I have to do all this complicated stuff like private equity, hedge funds, commodities, real estate, private funds, and so on. So, it has to be very complicated. I have to have a staff, and I have to get a big salary and a bonus. So, they don’t tell the board of directors, well private equity, most of these other things don’t be a simple index. What’s their motivation? Their motivation is to preserve my career and advance my compensation. I have to get into all these exotic investments.

Now, you might say, “Well, wait a second, Jeff. Would the board of directors of the pension plan object that they’re not using these investment vehicles to beat the markets and say, “Do not beat the market? Wouldn’t there be some objection?” No, the directors of a lot of these big institutions, the trustees, or the board of directors, they’re not finance people. The you look at us typical state pension plan. They’re smart people. They might be heads of the unions, they might be political appointees.
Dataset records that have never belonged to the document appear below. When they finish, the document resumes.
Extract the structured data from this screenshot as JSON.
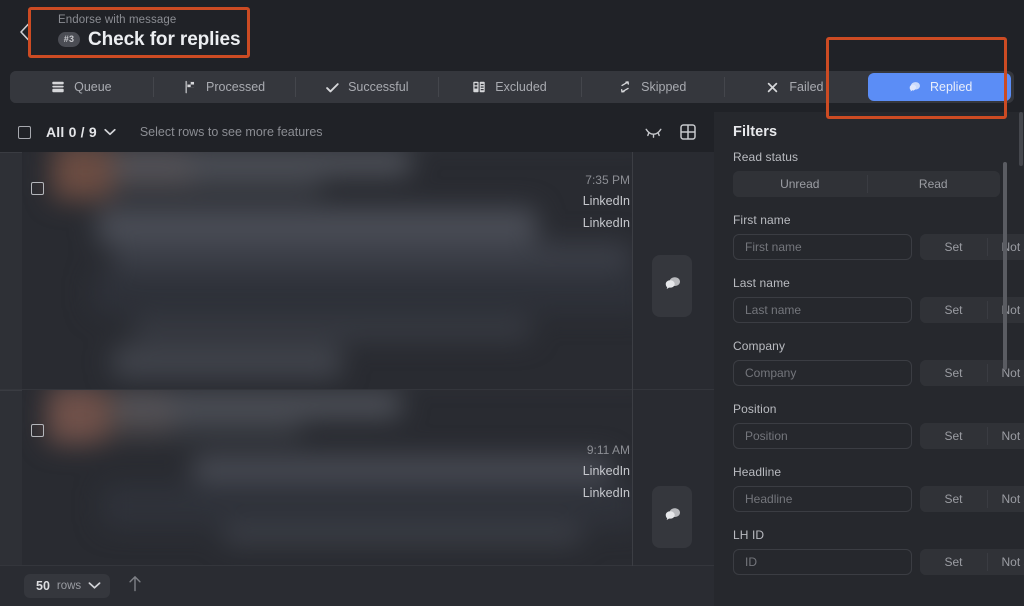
{
  "theme": {
    "bg": "#202227",
    "panel": "#26282d",
    "surface": "#35373d",
    "accent_blue": "#5b8df6",
    "annotation_orange": "#cc4b23",
    "text_primary": "#e8e9ec",
    "text_muted": "#8b8d93"
  },
  "header": {
    "back_icon": "chevron-left-icon",
    "eyebrow": "Endorse with message",
    "step_badge": "#3",
    "title": "Check for replies"
  },
  "tabs": [
    {
      "label": "Queue",
      "icon": "inbox-icon",
      "active": false
    },
    {
      "label": "Processed",
      "icon": "flag-icon",
      "active": false
    },
    {
      "label": "Successful",
      "icon": "check-icon",
      "active": false
    },
    {
      "label": "Excluded",
      "icon": "excluded-icon",
      "active": false
    },
    {
      "label": "Skipped",
      "icon": "skip-arrows-icon",
      "active": false
    },
    {
      "label": "Failed",
      "icon": "x-icon",
      "active": false
    },
    {
      "label": "Replied",
      "icon": "chat-bubble-icon",
      "active": true
    }
  ],
  "toolbar": {
    "select_all_checkbox": "select-all-checkbox",
    "all_label": "All 0 / 9",
    "chevron_icon": "chevron-down-icon",
    "hint": "Select rows to see more features",
    "icons": [
      {
        "name": "collapse-rows-icon"
      },
      {
        "name": "grid-view-icon"
      }
    ]
  },
  "list": {
    "rows": [
      {
        "time": "7:35 PM",
        "source": "LinkedIn",
        "channel": "LinkedIn",
        "action_icon": "chat-bubbles-icon",
        "redacted": true
      },
      {
        "time": "9:11 AM",
        "source": "LinkedIn",
        "channel": "LinkedIn",
        "action_icon": "chat-bubbles-icon",
        "redacted": true
      }
    ]
  },
  "bottom_bar": {
    "rows_count": "50",
    "rows_word": "rows",
    "chevron_icon": "chevron-down-icon",
    "scroll_top_icon": "arrow-up-icon"
  },
  "filters": {
    "title": "Filters",
    "groups": [
      {
        "label": "Read status",
        "type": "segmented",
        "options": [
          "Unread",
          "Read"
        ]
      },
      {
        "label": "First name",
        "type": "input_with_segmented",
        "placeholder": "First name",
        "value": "",
        "options": [
          "Set",
          "Not set"
        ]
      },
      {
        "label": "Last name",
        "type": "input_with_segmented",
        "placeholder": "Last name",
        "value": "",
        "options": [
          "Set",
          "Not set"
        ]
      },
      {
        "label": "Company",
        "type": "input_with_segmented",
        "placeholder": "Company",
        "value": "",
        "options": [
          "Set",
          "Not set"
        ]
      },
      {
        "label": "Position",
        "type": "input_with_segmented",
        "placeholder": "Position",
        "value": "",
        "options": [
          "Set",
          "Not set"
        ]
      },
      {
        "label": "Headline",
        "type": "input_with_segmented",
        "placeholder": "Headline",
        "value": "",
        "options": [
          "Set",
          "Not set"
        ]
      },
      {
        "label": "LH ID",
        "type": "input_with_segmented",
        "placeholder": "ID",
        "value": "",
        "options": [
          "Set",
          "Not set"
        ]
      }
    ]
  }
}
Sometimes, they’re the treasurer, this day. But a lot of times, the majority of these people, I’d say most times, the majority of these directors do not have any financial training. So, when the investment managers get paid a million or $2 million a year at some pension plan or foundation walks in with a stack of papers, this detailing all these complicated investments that they have to make when they throw out all kinds of mathematical equations and terms like alpha, beta, and standard deviation R-squared. The director’s eyes glaze over. They soon fall into a smooth, numbing sleep. So, the answer to your question is that, yes, the institution’s keep buying, but it’s mainly for the managers to preserve compensation jobs and career.